The color space handling code is also tightly coupled to image handling. The various classes which read images each have their own color handling code which rely on per-pixel conversions. For this reason any color space refactoring must also included a significant refactoring of image handling code. This is an opportunity to refactor all color handling so that it is encapsulated within the color space classes, allowing downstream users to call toRGB(float) or toRGB(BufferedImage) and not need to worry about tint transforms and the like.
Here's a summary of the changes:
- PDCcitt has been removed, its reading capability has moved to CCITTFaxFilter and writing capability has moved to CCITTFactory.
- PDJpeg has been removed. JPEG reading is now done by new code in DCTFilter which correctly handles CMYK/YCCK color. This fixes various files where images appeared like negatives. JPEG writing is done by new code in JPEGFactory.
- cleaned up JBIG2Filter
- cleaned up JPXFilter, in particular calling decode() caused the stream dictionary to be updated, which was unsafe. I've also added a special JPXColorSpace which wraps the embedded AWT color space of a JPX BufferedImage, this replaces the need for the awkward mapping of ColorSpace to PDColorSpace.
- Added better error messages for missing JAI plugins (JPX, JBIG2). A special exception, MissingImageReaderException is now thrown.
- PDXObjectForm has been renamed to PDFormXObject to match the PDF spec.
- PDXObjectImage has been renamed in the same manner.
- PDInlinedImage has been renamed to PDInlineImage for the same reason.
- CCITTFaxDecodeFilter has been renamed to CCITTFaxFilter for consistency with the other filters.
- ImageParameters has been removed, it was used to represent inline image parameters which are now simply members of PDInlineImage.

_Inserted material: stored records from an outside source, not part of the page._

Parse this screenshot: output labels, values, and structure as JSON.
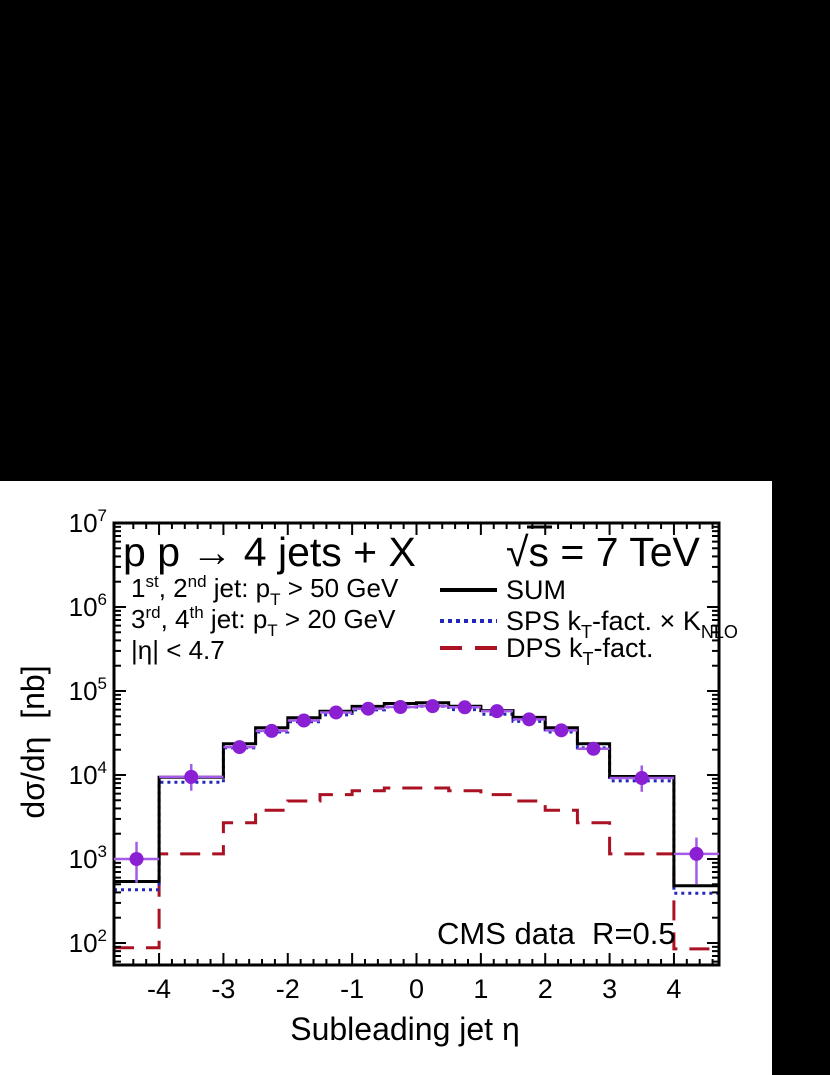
{
  "page": {
    "background": "#000000",
    "panel_background": "#ffffff"
  },
  "titles": {
    "process": "p p → 4 jets + X",
    "energy": {
      "radical": "√",
      "s": "s",
      "rest": " = 7 TeV"
    },
    "cuts_line1": {
      "n1": "1",
      "s1": "st",
      "n2": ", 2",
      "s2": "nd",
      "mid": " jet: p",
      "sub": "T",
      "rest": " > 50 GeV"
    },
    "cuts_line2": {
      "n1": "3",
      "s1": "rd",
      "n2": ", 4",
      "s2": "th",
      "mid": " jet: p",
      "sub": "T",
      "rest": " > 20 GeV"
    },
    "cuts_line3": "|η| < 4.7",
    "annotation": "CMS data  R=0.5",
    "y_axis_title": "dσ/dη  [nb]",
    "x_axis_title": "Subleading jet η"
  },
  "legend": {
    "items": [
      {
        "parts": {
          "p1": "SUM"
        },
        "color": "#000000"
      },
      {
        "parts": {
          "p1": "SPS k",
          "sub1": "T",
          "p2": "-fact. × K",
          "sub2": "NLO"
        },
        "color": "#2328b8"
      },
      {
        "parts": {
          "p1": "DPS k",
          "sub1": "T",
          "p2": "-fact."
        },
        "color": "#aa1122"
      }
    ]
  },
  "chart_data": {
    "type": "line",
    "title": "p p → 4 jets + X",
    "subtitle": "√s = 7 TeV",
    "xlabel": "Subleading jet η",
    "ylabel": "dσ/dη [nb]",
    "x_range": [
      -4.7,
      4.7
    ],
    "y_range": [
      54.7,
      10000000
    ],
    "y_scale": "log",
    "grid": false,
    "legend_position": "top-right-inside",
    "x_major_ticks": [
      -4,
      -3,
      -2,
      -1,
      0,
      1,
      2,
      3,
      4
    ],
    "x_minor_step": 0.2,
    "y_major_exponents": [
      2,
      3,
      4,
      5,
      6,
      7
    ],
    "bin_edges": [
      -4.7,
      -4,
      -3,
      -2.5,
      -2,
      -1.5,
      -1,
      -0.5,
      0,
      0.5,
      1,
      1.5,
      2,
      2.5,
      3,
      4,
      4.7
    ],
    "series": [
      {
        "name": "SUM",
        "color": "#000000",
        "dash": "",
        "width": 3,
        "values": [
          540,
          9400,
          23500,
          36500,
          48000,
          57500,
          65500,
          71000,
          72500,
          66000,
          58500,
          48500,
          36500,
          23500,
          9600,
          480
        ]
      },
      {
        "name": "SPS kT-fact. × KNLO",
        "color": "#2328b8",
        "dash": "3 4",
        "width": 3,
        "values": [
          430,
          8200,
          21000,
          32500,
          43000,
          52000,
          59500,
          64500,
          66000,
          60000,
          53000,
          43500,
          32500,
          21000,
          8500,
          390
        ]
      },
      {
        "name": "DPS kT-fact.",
        "color": "#aa1122",
        "dash": "20 12",
        "width": 3,
        "values": [
          88,
          1150,
          2700,
          3800,
          4900,
          5850,
          6500,
          7000,
          7000,
          6500,
          5850,
          4900,
          3800,
          2700,
          1150,
          85
        ]
      }
    ],
    "data_points": {
      "name": "CMS data R=0.5",
      "marker_color": "#8a1fd4",
      "bar_color": "#a45ce8",
      "marker_radius": 7,
      "points": [
        {
          "x": -4.35,
          "y": 1000,
          "ylo": 520,
          "yhi": 1600
        },
        {
          "x": -3.5,
          "y": 9500,
          "ylo": 6500,
          "yhi": 13500
        },
        {
          "x": -2.75,
          "y": 21500,
          "ylo": 18500,
          "yhi": 25000
        },
        {
          "x": -2.25,
          "y": 33500,
          "ylo": 30000,
          "yhi": 37500
        },
        {
          "x": -1.75,
          "y": 44500,
          "ylo": 40500,
          "yhi": 49000
        },
        {
          "x": -1.25,
          "y": 55500,
          "ylo": 51000,
          "yhi": 60500
        },
        {
          "x": -0.75,
          "y": 61500,
          "ylo": 57000,
          "yhi": 66500
        },
        {
          "x": -0.25,
          "y": 64500,
          "ylo": 60000,
          "yhi": 69500
        },
        {
          "x": 0.25,
          "y": 66000,
          "ylo": 61500,
          "yhi": 71000
        },
        {
          "x": 0.75,
          "y": 64000,
          "ylo": 59500,
          "yhi": 69000
        },
        {
          "x": 1.25,
          "y": 57500,
          "ylo": 53000,
          "yhi": 62500
        },
        {
          "x": 1.75,
          "y": 46000,
          "ylo": 42000,
          "yhi": 50500
        },
        {
          "x": 2.25,
          "y": 34000,
          "ylo": 30500,
          "yhi": 38000
        },
        {
          "x": 2.75,
          "y": 20500,
          "ylo": 17500,
          "yhi": 24000
        },
        {
          "x": 3.5,
          "y": 9200,
          "ylo": 6300,
          "yhi": 13000
        },
        {
          "x": 4.35,
          "y": 1150,
          "ylo": 500,
          "yhi": 1800
        }
      ]
    }
  }
}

- added PDColor which represents a color value, including patterns, it is immutable for ease of use.
- removed PDColorState which was a container for both a color and a color space, in almost every case it was used to represent a color and so has been replaced by PDColor and occasionally PDColorSpace.
- moved most of the functionality of PDXObject into its subclasses
- rewrote almost all color handling code in all PDColorSpace subclasses, including fixing the calculations for l*a*b, DeviceN, and indexed color spaces.

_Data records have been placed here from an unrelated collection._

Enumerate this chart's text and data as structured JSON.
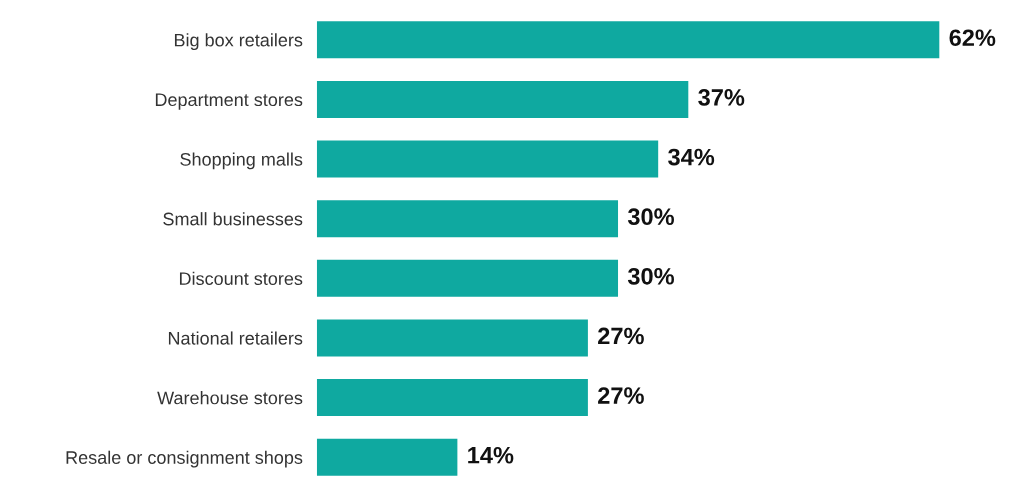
{
  "chart_data": {
    "type": "bar",
    "orientation": "horizontal",
    "categories": [
      "Big box retailers",
      "Department stores",
      "Shopping malls",
      "Small businesses",
      "Discount stores",
      "National retailers",
      "Warehouse stores",
      "Resale or consignment shops"
    ],
    "values": [
      62,
      37,
      34,
      30,
      30,
      27,
      27,
      14
    ],
    "value_labels": [
      "62%",
      "37%",
      "34%",
      "30%",
      "30%",
      "27%",
      "27%",
      "14%"
    ],
    "color": "#0fa9a0",
    "grid": false,
    "legend": false,
    "tick_labels": "y"
  }
}
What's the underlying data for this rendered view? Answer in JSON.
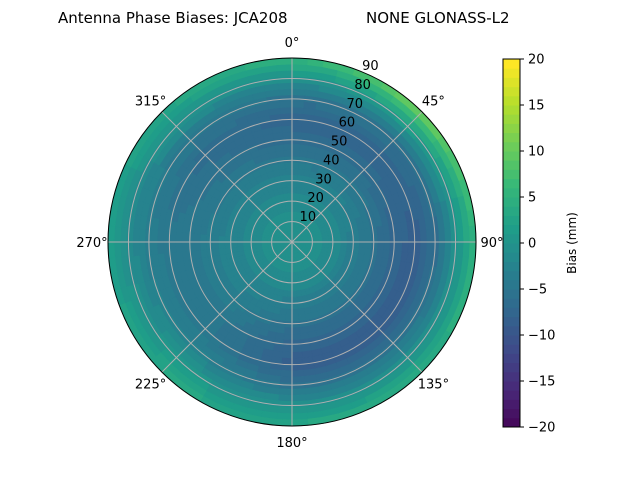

- all color spaces now implement a toRGB(float) function for color conversion, so external consumers of color spaces no longer have to know about internals such as tint transforms.
- image color conversion is now performed in one operation, using ColorConvertOp, rather than pixel-by-pixel, this speeds up ICC transforms by many orders of magnitude. Color spaces now expose a special method toImageRGB(Raster) for this purpose. This fixes some known performance issues with certain files.

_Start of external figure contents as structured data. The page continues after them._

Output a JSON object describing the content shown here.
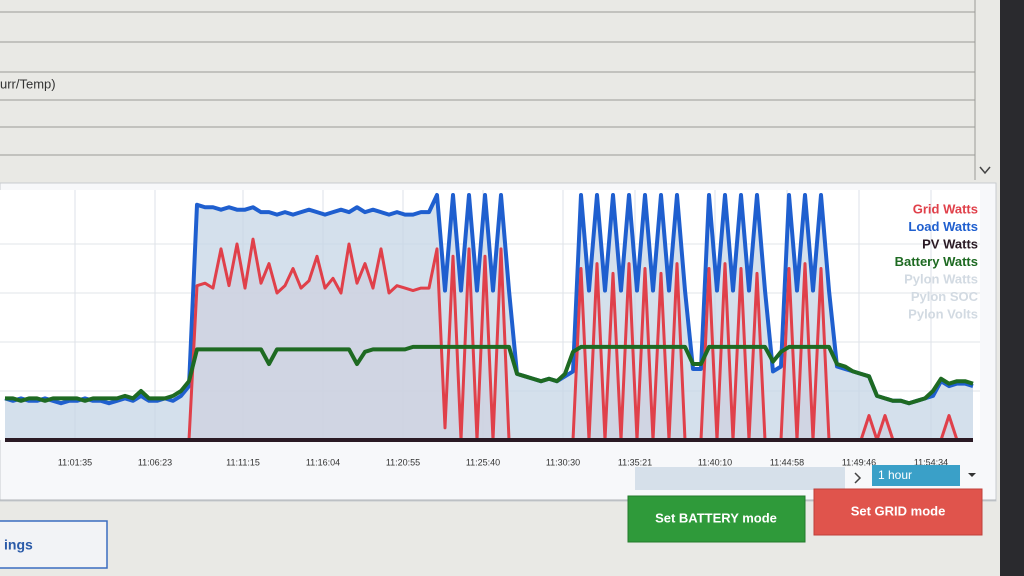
{
  "header": {
    "form_label": "urr/Temp)"
  },
  "chart_data": {
    "type": "line",
    "categories": [
      null,
      null,
      null,
      null,
      null,
      null,
      null,
      null,
      null,
      null,
      "11:01:35",
      null,
      null,
      null,
      null,
      null,
      null,
      null,
      null,
      null,
      "11:06:23",
      null,
      null,
      null,
      null,
      null,
      null,
      null,
      null,
      null,
      null,
      "11:11:15",
      null,
      null,
      null,
      null,
      null,
      null,
      null,
      null,
      null,
      "11:16:04",
      null,
      null,
      null,
      null,
      null,
      null,
      null,
      null,
      null,
      "11:20:55",
      null,
      null,
      null,
      null,
      null,
      null,
      null,
      null,
      null,
      "11:25:40",
      null,
      null,
      null,
      null,
      null,
      null,
      null,
      null,
      null,
      "11:30:30",
      null,
      null,
      null,
      null,
      null,
      null,
      null,
      null,
      "11:35:21",
      null,
      null,
      null,
      null,
      null,
      null,
      null,
      null,
      null,
      "11:40:10",
      null,
      null,
      null,
      null,
      null,
      null,
      null,
      null,
      "11:44:58",
      null,
      null,
      null,
      null,
      null,
      null,
      null,
      null,
      "11:49:46",
      null,
      null,
      null,
      null,
      null,
      null,
      null,
      null,
      "11:54:34",
      null,
      null,
      null,
      null
    ],
    "ylim": [
      0,
      100
    ],
    "grid": true,
    "legend": "top-right",
    "series": [
      {
        "name": "Grid Watts",
        "color": "#e0404a",
        "fill": "#e8c4d0",
        "values": [
          0,
          0,
          0,
          0,
          0,
          0,
          0,
          0,
          0,
          0,
          0,
          0,
          0,
          0,
          0,
          0,
          0,
          0,
          0,
          0,
          0,
          0,
          0,
          0,
          63,
          64,
          62,
          78,
          63,
          80,
          62,
          82,
          64,
          72,
          60,
          63,
          70,
          62,
          65,
          75,
          62,
          66,
          60,
          80,
          64,
          72,
          62,
          78,
          60,
          63,
          62,
          61,
          62,
          62,
          78,
          5,
          75,
          0,
          78,
          0,
          75,
          0,
          78,
          0,
          0,
          0,
          0,
          0,
          0,
          0,
          0,
          0,
          70,
          0,
          72,
          0,
          68,
          0,
          72,
          0,
          70,
          0,
          68,
          0,
          72,
          0,
          0,
          0,
          70,
          0,
          72,
          0,
          70,
          0,
          68,
          0,
          0,
          0,
          70,
          0,
          72,
          0,
          70,
          0,
          0,
          0,
          0,
          0,
          10,
          0,
          10,
          0,
          0,
          0,
          0,
          0,
          0,
          0,
          10,
          0,
          0,
          0
        ]
      },
      {
        "name": "Load Watts",
        "color": "#1f5fcf",
        "fill": "#c6d6e6",
        "values": [
          17,
          16,
          17,
          16,
          16,
          17,
          16,
          15,
          16,
          16,
          17,
          16,
          16,
          15,
          16,
          17,
          16,
          18,
          16,
          16,
          17,
          16,
          18,
          22,
          96,
          95,
          95,
          94,
          95,
          94,
          94,
          95,
          93,
          93,
          92,
          93,
          92,
          93,
          94,
          93,
          92,
          93,
          94,
          93,
          95,
          93,
          94,
          93,
          92,
          93,
          92,
          92,
          93,
          93,
          100,
          61,
          100,
          61,
          100,
          61,
          100,
          61,
          100,
          61,
          27,
          26,
          25,
          24,
          25,
          24,
          26,
          28,
          100,
          61,
          100,
          61,
          100,
          61,
          100,
          61,
          100,
          61,
          100,
          61,
          100,
          61,
          29,
          29,
          100,
          61,
          100,
          61,
          100,
          61,
          100,
          61,
          28,
          30,
          100,
          61,
          100,
          61,
          100,
          61,
          30,
          29,
          28,
          27,
          26,
          18,
          17,
          16,
          16,
          15,
          16,
          17,
          18,
          24,
          22,
          23,
          23,
          22
        ]
      },
      {
        "name": "PV Watts",
        "color": "#2a1a24",
        "values": [
          0,
          0,
          0,
          0,
          0,
          0,
          0,
          0,
          0,
          0,
          0,
          0,
          0,
          0,
          0,
          0,
          0,
          0,
          0,
          0,
          0,
          0,
          0,
          0,
          0,
          0,
          0,
          0,
          0,
          0,
          0,
          0,
          0,
          0,
          0,
          0,
          0,
          0,
          0,
          0,
          0,
          0,
          0,
          0,
          0,
          0,
          0,
          0,
          0,
          0,
          0,
          0,
          0,
          0,
          0,
          0,
          0,
          0,
          0,
          0,
          0,
          0,
          0,
          0,
          0,
          0,
          0,
          0,
          0,
          0,
          0,
          0,
          0,
          0,
          0,
          0,
          0,
          0,
          0,
          0,
          0,
          0,
          0,
          0,
          0,
          0,
          0,
          0,
          0,
          0,
          0,
          0,
          0,
          0,
          0,
          0,
          0,
          0,
          0,
          0,
          0,
          0,
          0,
          0,
          0,
          0,
          0,
          0,
          0,
          0,
          0,
          0,
          0,
          0,
          0,
          0,
          0,
          0,
          0,
          0,
          0,
          0
        ]
      },
      {
        "name": "Battery Watts",
        "color": "#1e6a22",
        "values": [
          17,
          17,
          16,
          17,
          17,
          16,
          17,
          17,
          17,
          17,
          16,
          17,
          17,
          17,
          17,
          18,
          17,
          20,
          17,
          17,
          17,
          18,
          20,
          24,
          37,
          37,
          37,
          37,
          37,
          37,
          37,
          37,
          37,
          31,
          37,
          37,
          37,
          37,
          37,
          37,
          37,
          37,
          37,
          37,
          31,
          36,
          37,
          37,
          37,
          37,
          37,
          38,
          38,
          38,
          38,
          38,
          38,
          38,
          38,
          38,
          38,
          38,
          38,
          38,
          27,
          26,
          25,
          24,
          25,
          24,
          27,
          36,
          38,
          38,
          38,
          38,
          38,
          38,
          38,
          38,
          38,
          38,
          38,
          38,
          38,
          38,
          31,
          31,
          38,
          38,
          38,
          38,
          38,
          38,
          38,
          38,
          32,
          36,
          38,
          38,
          38,
          38,
          38,
          38,
          31,
          30,
          28,
          27,
          26,
          18,
          17,
          16,
          16,
          15,
          16,
          17,
          20,
          25,
          23,
          24,
          24,
          23
        ]
      }
    ],
    "hidden_series": [
      {
        "name": "Pylon Watts",
        "color": "#d2dae2"
      },
      {
        "name": "Pylon SOC",
        "color": "#d2dae2"
      },
      {
        "name": "Pylon Volts",
        "color": "#d2dae2"
      }
    ]
  },
  "controls": {
    "range": "1 hour",
    "buttons": [
      "Set BATTERY mode",
      "Set GRID mode"
    ],
    "partial_button": "ings"
  }
}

- updated Type1, Axial, Radial, and Gouraud shading contexts to call the new toRGB functions. This is an interim measure, for better performance the color conversion should instead be done using toImageRGB after the entire gradient is drawn to the raster.
- creation of AWT Paint has been moved inside color spaces, hiding the details from the caller. It is no longer possible to get an AWT Color from a color space, only a Paint may be obtained.
- removed PDColorSpaceFactory and moved its functionality into PDColorSpace.
- moved some of the new shading and tiling pattern code to PDPattern so that toPaint() is encapsulated in the color space.
- new PDImage interface which is implemented by both PDInlineImage and PDImageXObject
- Image XObject image reading, masking and stencilling code has been rewritten, resulting in the removal of CompositeImage.
- new SampledImageReader performs image reading for all formats, including JPEG and CCITT. The format itself is simply a filter, as is the case in the PDF spec. New image reading handles decode arrays, interpolation, and conversion of all image types to efficient 8bpp rasters. This replaces PDPixelMap as well as reading code from PDJpeg and PDCcitt. Handling of decod arrays fixes various issues where images were inverted, especially inline images in Type 3 fonts.
- removed SetNonStrokingICCBasedColor, SetNonStrokingIndexed, SetNonStrokingPattern, SetNonStrokingSeparation, SetStrokingICCBasedColor, SetStrokingIndexed, SetStrokingPattern, SetStrokingSeparation, and replaced them with SetColor.